Светлый фон

Лук подставил лезвие ножа под лучи солнца. Отблеска оно не давало. То есть было идеально гладким, но не блестело, оставалось черным. Пришлось выдвинуть немного из ножен меч. Его черный клинок блестел на солнце. Лук приложил нож к клинку и, коснувшись камнем металла, неожиданно высек искру. Выдвинул меч еще на ладонь и провел по плоскости меча рукоятью ножа. Искры обожгли ладонь.

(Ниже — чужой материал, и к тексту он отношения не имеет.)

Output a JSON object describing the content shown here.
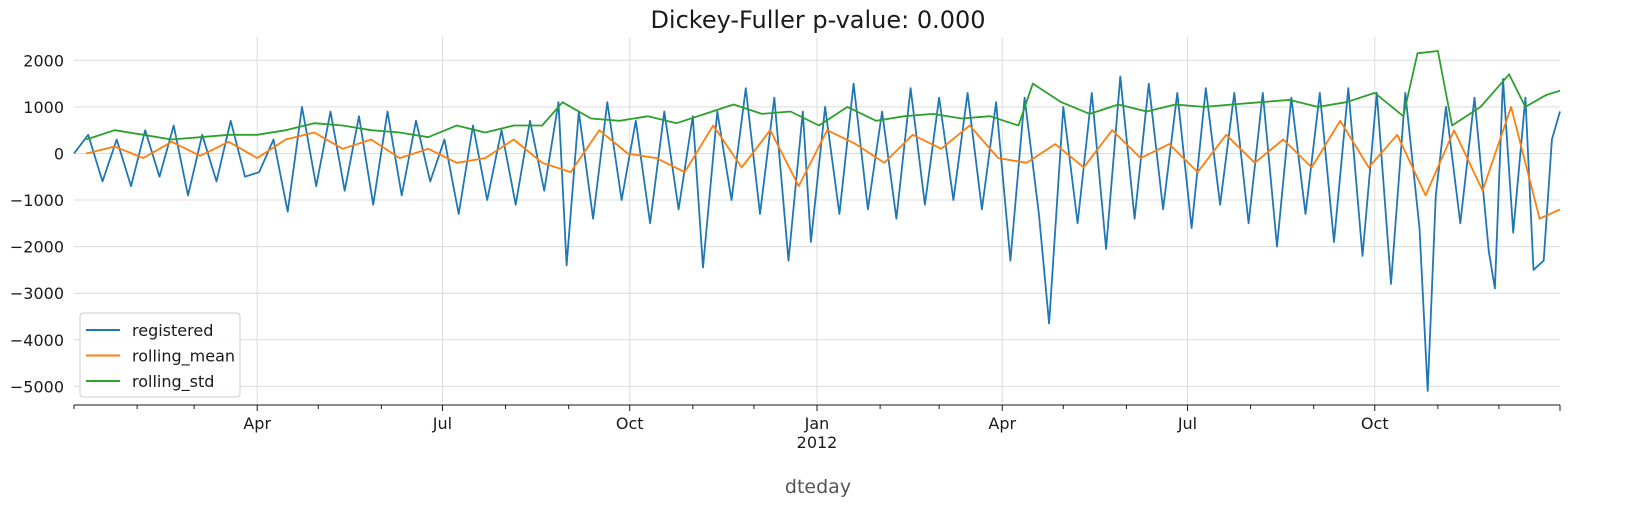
{
  "chart_data": {
    "type": "line",
    "title": "Dickey-Fuller p-value: 0.000",
    "xlabel": "dteday",
    "ylabel": "",
    "xlim": [
      "2011-01-01",
      "2012-12-31"
    ],
    "ylim": [
      -5400,
      2500
    ],
    "yticks": [
      2000,
      1000,
      0,
      -1000,
      -2000,
      -3000,
      -4000,
      -5000
    ],
    "ytick_labels": [
      "2000",
      "1000",
      "0",
      "−1000",
      "−2000",
      "−3000",
      "−4000",
      "−5000"
    ],
    "xticks": [
      {
        "date": "2011-04-01",
        "label": "Apr",
        "sub": ""
      },
      {
        "date": "2011-07-01",
        "label": "Jul",
        "sub": ""
      },
      {
        "date": "2011-10-01",
        "label": "Oct",
        "sub": ""
      },
      {
        "date": "2012-01-01",
        "label": "Jan",
        "sub": "2012"
      },
      {
        "date": "2012-04-01",
        "label": "Apr",
        "sub": ""
      },
      {
        "date": "2012-07-01",
        "label": "Jul",
        "sub": ""
      },
      {
        "date": "2012-10-01",
        "label": "Oct",
        "sub": ""
      }
    ],
    "grid": true,
    "legend_position": "lower-left",
    "series": [
      {
        "name": "registered",
        "color": "#1f77b4",
        "points": [
          [
            "2011-01-01",
            0
          ],
          [
            "2011-01-08",
            400
          ],
          [
            "2011-01-15",
            -600
          ],
          [
            "2011-01-22",
            300
          ],
          [
            "2011-01-29",
            -700
          ],
          [
            "2011-02-05",
            500
          ],
          [
            "2011-02-12",
            -500
          ],
          [
            "2011-02-19",
            600
          ],
          [
            "2011-02-26",
            -900
          ],
          [
            "2011-03-05",
            400
          ],
          [
            "2011-03-12",
            -600
          ],
          [
            "2011-03-19",
            700
          ],
          [
            "2011-03-26",
            -500
          ],
          [
            "2011-04-02",
            -400
          ],
          [
            "2011-04-09",
            300
          ],
          [
            "2011-04-16",
            -1250
          ],
          [
            "2011-04-23",
            1000
          ],
          [
            "2011-04-30",
            -700
          ],
          [
            "2011-05-07",
            900
          ],
          [
            "2011-05-14",
            -800
          ],
          [
            "2011-05-21",
            800
          ],
          [
            "2011-05-28",
            -1100
          ],
          [
            "2011-06-04",
            900
          ],
          [
            "2011-06-11",
            -900
          ],
          [
            "2011-06-18",
            700
          ],
          [
            "2011-06-25",
            -600
          ],
          [
            "2011-07-02",
            300
          ],
          [
            "2011-07-09",
            -1300
          ],
          [
            "2011-07-16",
            600
          ],
          [
            "2011-07-23",
            -1000
          ],
          [
            "2011-07-30",
            500
          ],
          [
            "2011-08-06",
            -1100
          ],
          [
            "2011-08-13",
            700
          ],
          [
            "2011-08-20",
            -800
          ],
          [
            "2011-08-27",
            1100
          ],
          [
            "2011-08-31",
            -2400
          ],
          [
            "2011-09-06",
            900
          ],
          [
            "2011-09-13",
            -1400
          ],
          [
            "2011-09-20",
            1100
          ],
          [
            "2011-09-27",
            -1000
          ],
          [
            "2011-10-04",
            700
          ],
          [
            "2011-10-11",
            -1500
          ],
          [
            "2011-10-18",
            900
          ],
          [
            "2011-10-25",
            -1200
          ],
          [
            "2011-11-01",
            800
          ],
          [
            "2011-11-06",
            -2450
          ],
          [
            "2011-11-13",
            900
          ],
          [
            "2011-11-20",
            -1000
          ],
          [
            "2011-11-27",
            1400
          ],
          [
            "2011-12-04",
            -1300
          ],
          [
            "2011-12-11",
            1200
          ],
          [
            "2011-12-18",
            -2300
          ],
          [
            "2011-12-25",
            900
          ],
          [
            "2011-12-29",
            -1900
          ],
          [
            "2012-01-05",
            1000
          ],
          [
            "2012-01-12",
            -1300
          ],
          [
            "2012-01-19",
            1500
          ],
          [
            "2012-01-26",
            -1200
          ],
          [
            "2012-02-02",
            900
          ],
          [
            "2012-02-09",
            -1400
          ],
          [
            "2012-02-16",
            1400
          ],
          [
            "2012-02-23",
            -1100
          ],
          [
            "2012-03-01",
            1200
          ],
          [
            "2012-03-08",
            -1000
          ],
          [
            "2012-03-15",
            1300
          ],
          [
            "2012-03-22",
            -1200
          ],
          [
            "2012-03-29",
            1100
          ],
          [
            "2012-04-05",
            -2300
          ],
          [
            "2012-04-12",
            1200
          ],
          [
            "2012-04-19",
            -1300
          ],
          [
            "2012-04-24",
            -3650
          ],
          [
            "2012-05-01",
            1000
          ],
          [
            "2012-05-08",
            -1500
          ],
          [
            "2012-05-15",
            1300
          ],
          [
            "2012-05-22",
            -2050
          ],
          [
            "2012-05-29",
            1650
          ],
          [
            "2012-06-05",
            -1400
          ],
          [
            "2012-06-12",
            1500
          ],
          [
            "2012-06-19",
            -1200
          ],
          [
            "2012-06-26",
            1300
          ],
          [
            "2012-07-03",
            -1600
          ],
          [
            "2012-07-10",
            1400
          ],
          [
            "2012-07-17",
            -1100
          ],
          [
            "2012-07-24",
            1300
          ],
          [
            "2012-07-31",
            -1500
          ],
          [
            "2012-08-07",
            1300
          ],
          [
            "2012-08-14",
            -2000
          ],
          [
            "2012-08-21",
            1200
          ],
          [
            "2012-08-28",
            -1300
          ],
          [
            "2012-09-04",
            1300
          ],
          [
            "2012-09-11",
            -1900
          ],
          [
            "2012-09-18",
            1400
          ],
          [
            "2012-09-25",
            -2200
          ],
          [
            "2012-10-02",
            1300
          ],
          [
            "2012-10-09",
            -2800
          ],
          [
            "2012-10-16",
            1300
          ],
          [
            "2012-10-23",
            -1600
          ],
          [
            "2012-10-27",
            -5100
          ],
          [
            "2012-10-31",
            -900
          ],
          [
            "2012-11-05",
            1000
          ],
          [
            "2012-11-12",
            -1500
          ],
          [
            "2012-11-19",
            1200
          ],
          [
            "2012-11-26",
            -2100
          ],
          [
            "2012-11-29",
            -2900
          ],
          [
            "2012-12-03",
            1600
          ],
          [
            "2012-12-08",
            -1700
          ],
          [
            "2012-12-14",
            1200
          ],
          [
            "2012-12-18",
            -2500
          ],
          [
            "2012-12-23",
            -2300
          ],
          [
            "2012-12-27",
            300
          ],
          [
            "2012-12-31",
            900
          ]
        ]
      },
      {
        "name": "rolling_mean",
        "color": "#ff7f0e",
        "points": [
          [
            "2011-01-07",
            0
          ],
          [
            "2011-01-21",
            150
          ],
          [
            "2011-02-04",
            -100
          ],
          [
            "2011-02-18",
            250
          ],
          [
            "2011-03-04",
            -50
          ],
          [
            "2011-03-18",
            250
          ],
          [
            "2011-04-01",
            -100
          ],
          [
            "2011-04-15",
            300
          ],
          [
            "2011-04-29",
            450
          ],
          [
            "2011-05-13",
            100
          ],
          [
            "2011-05-27",
            300
          ],
          [
            "2011-06-10",
            -100
          ],
          [
            "2011-06-24",
            100
          ],
          [
            "2011-07-08",
            -200
          ],
          [
            "2011-07-22",
            -100
          ],
          [
            "2011-08-05",
            300
          ],
          [
            "2011-08-19",
            -200
          ],
          [
            "2011-09-02",
            -400
          ],
          [
            "2011-09-16",
            500
          ],
          [
            "2011-09-30",
            0
          ],
          [
            "2011-10-14",
            -100
          ],
          [
            "2011-10-28",
            -400
          ],
          [
            "2011-11-11",
            600
          ],
          [
            "2011-11-25",
            -300
          ],
          [
            "2011-12-09",
            500
          ],
          [
            "2011-12-23",
            -700
          ],
          [
            "2012-01-06",
            500
          ],
          [
            "2012-01-20",
            200
          ],
          [
            "2012-02-03",
            -200
          ],
          [
            "2012-02-17",
            400
          ],
          [
            "2012-03-02",
            100
          ],
          [
            "2012-03-16",
            600
          ],
          [
            "2012-03-30",
            -100
          ],
          [
            "2012-04-13",
            -200
          ],
          [
            "2012-04-27",
            200
          ],
          [
            "2012-05-11",
            -300
          ],
          [
            "2012-05-25",
            500
          ],
          [
            "2012-06-08",
            -100
          ],
          [
            "2012-06-22",
            200
          ],
          [
            "2012-07-06",
            -400
          ],
          [
            "2012-07-20",
            400
          ],
          [
            "2012-08-03",
            -200
          ],
          [
            "2012-08-17",
            300
          ],
          [
            "2012-08-31",
            -300
          ],
          [
            "2012-09-14",
            700
          ],
          [
            "2012-09-28",
            -300
          ],
          [
            "2012-10-12",
            400
          ],
          [
            "2012-10-26",
            -900
          ],
          [
            "2012-11-09",
            500
          ],
          [
            "2012-11-23",
            -800
          ],
          [
            "2012-12-07",
            1000
          ],
          [
            "2012-12-21",
            -1400
          ],
          [
            "2012-12-31",
            -1200
          ]
        ]
      },
      {
        "name": "rolling_std",
        "color": "#2ca02c",
        "points": [
          [
            "2011-01-07",
            300
          ],
          [
            "2011-01-21",
            500
          ],
          [
            "2011-02-04",
            400
          ],
          [
            "2011-02-18",
            300
          ],
          [
            "2011-03-04",
            350
          ],
          [
            "2011-03-18",
            400
          ],
          [
            "2011-04-01",
            400
          ],
          [
            "2011-04-15",
            500
          ],
          [
            "2011-04-29",
            650
          ],
          [
            "2011-05-13",
            600
          ],
          [
            "2011-05-27",
            500
          ],
          [
            "2011-06-10",
            450
          ],
          [
            "2011-06-24",
            350
          ],
          [
            "2011-07-08",
            600
          ],
          [
            "2011-07-22",
            450
          ],
          [
            "2011-08-05",
            600
          ],
          [
            "2011-08-19",
            600
          ],
          [
            "2011-08-29",
            1100
          ],
          [
            "2011-09-12",
            750
          ],
          [
            "2011-09-26",
            700
          ],
          [
            "2011-10-10",
            800
          ],
          [
            "2011-10-24",
            650
          ],
          [
            "2011-11-07",
            850
          ],
          [
            "2011-11-21",
            1050
          ],
          [
            "2011-12-05",
            850
          ],
          [
            "2011-12-19",
            900
          ],
          [
            "2012-01-02",
            600
          ],
          [
            "2012-01-16",
            1000
          ],
          [
            "2012-01-30",
            700
          ],
          [
            "2012-02-13",
            800
          ],
          [
            "2012-02-27",
            850
          ],
          [
            "2012-03-12",
            750
          ],
          [
            "2012-03-26",
            800
          ],
          [
            "2012-04-09",
            600
          ],
          [
            "2012-04-16",
            1500
          ],
          [
            "2012-04-30",
            1100
          ],
          [
            "2012-05-14",
            850
          ],
          [
            "2012-05-28",
            1050
          ],
          [
            "2012-06-11",
            900
          ],
          [
            "2012-06-25",
            1050
          ],
          [
            "2012-07-09",
            1000
          ],
          [
            "2012-07-23",
            1050
          ],
          [
            "2012-08-06",
            1100
          ],
          [
            "2012-08-20",
            1150
          ],
          [
            "2012-09-03",
            1000
          ],
          [
            "2012-09-17",
            1100
          ],
          [
            "2012-10-01",
            1300
          ],
          [
            "2012-10-15",
            800
          ],
          [
            "2012-10-22",
            2150
          ],
          [
            "2012-11-01",
            2200
          ],
          [
            "2012-11-08",
            600
          ],
          [
            "2012-11-22",
            1000
          ],
          [
            "2012-12-06",
            1700
          ],
          [
            "2012-12-14",
            1000
          ],
          [
            "2012-12-24",
            1250
          ],
          [
            "2012-12-31",
            1350
          ]
        ]
      }
    ]
  }
}
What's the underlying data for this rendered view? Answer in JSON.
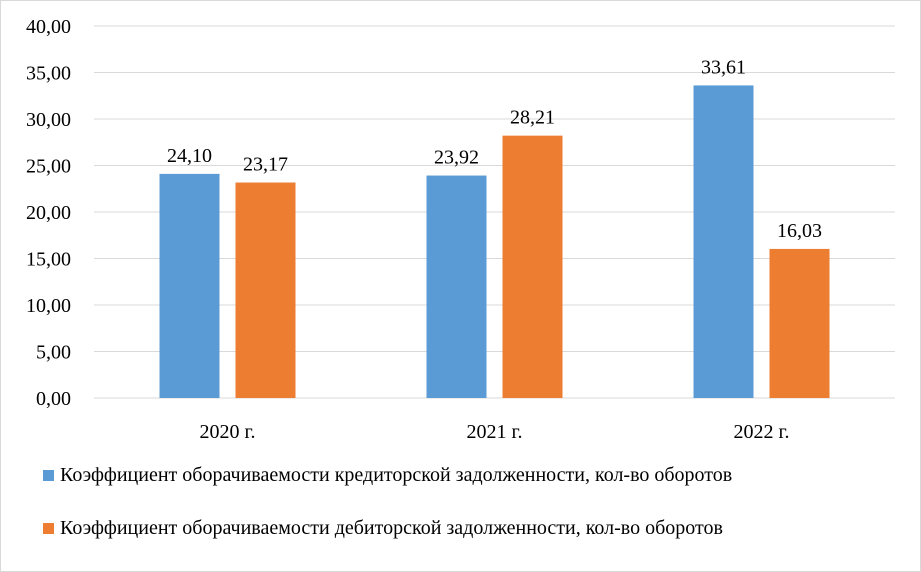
{
  "chart_data": {
    "type": "bar",
    "title": "",
    "xlabel": "",
    "ylabel": "",
    "categories": [
      "2020 г.",
      "2021 г.",
      "2022 г."
    ],
    "series": [
      {
        "name": "Коэффициент оборачиваемости кредиторской задолженности, кол-во оборотов",
        "values": [
          24.1,
          23.92,
          33.61
        ],
        "labels": [
          "24,10",
          "23,92",
          "33,61"
        ],
        "color": "#5b9bd5"
      },
      {
        "name": "Коэффициент оборачиваемости дебиторской задолженности, кол-во оборотов",
        "values": [
          23.17,
          28.21,
          16.03
        ],
        "labels": [
          "23,17",
          "28,21",
          "16,03"
        ],
        "color": "#ed7d31"
      }
    ],
    "ylim": [
      0,
      40
    ],
    "yticks": [
      0,
      5,
      10,
      15,
      20,
      25,
      30,
      35,
      40
    ],
    "ytick_labels": [
      "0,00",
      "5,00",
      "10,00",
      "15,00",
      "20,00",
      "25,00",
      "30,00",
      "35,00",
      "40,00"
    ],
    "grid": true,
    "gridline_color": "#d9d9d9",
    "legend_position": "bottom"
  }
}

Вскоре в траве пылал небольшой костерок. Вот только ни пожарить, ни запечь в нем было нечего. Лук разулся, воткнул в землю пару сухих сучьев, насадил на них все еще сыроватые сапоги. Снял с рукояти ножа полоску кожи, на которой Хасми уже давно прочитала его имя, бросил ее в огонь. Попытался стереть те же самые знаки на рукояти. Они тоже, скорее всего, были написаны кровью. Но не стирались. Лук плевал на них, тер рукавом рубахи, даже пытался содрать их стальным ножом, но буквы оставались на месте. Похоже, они впитались в камень. Впитались, как будто он был пористым. Хотя когда Лук смачивал его слюной, а потом стирал ее, мокрого пятна не оставалось. Впрочем, и слюна уже заканчивалась. Да, небольшой мешочек на спине с фляжкой воды, запасом еды да сменой белья не помешал бы. Лук с тоской вспомнил оставшуюся в Намеше лошадь, пошевелил пальцами ног, которым пришлось отшагать с утра пару лиг босиком, и собирался уже убрать нож, как вдруг глупая, невозможная мысль пришла ему в голову. Мысль эта захватила его полностью, заставила широко раскрыть глаза, и, пока холодный разум не вернул взрослеющего мальчишку на верный путь, Лук раскрыл левую ладонь, приставил острие ножа к коже между большим и указательным пальцем и прочертил линию до запястья.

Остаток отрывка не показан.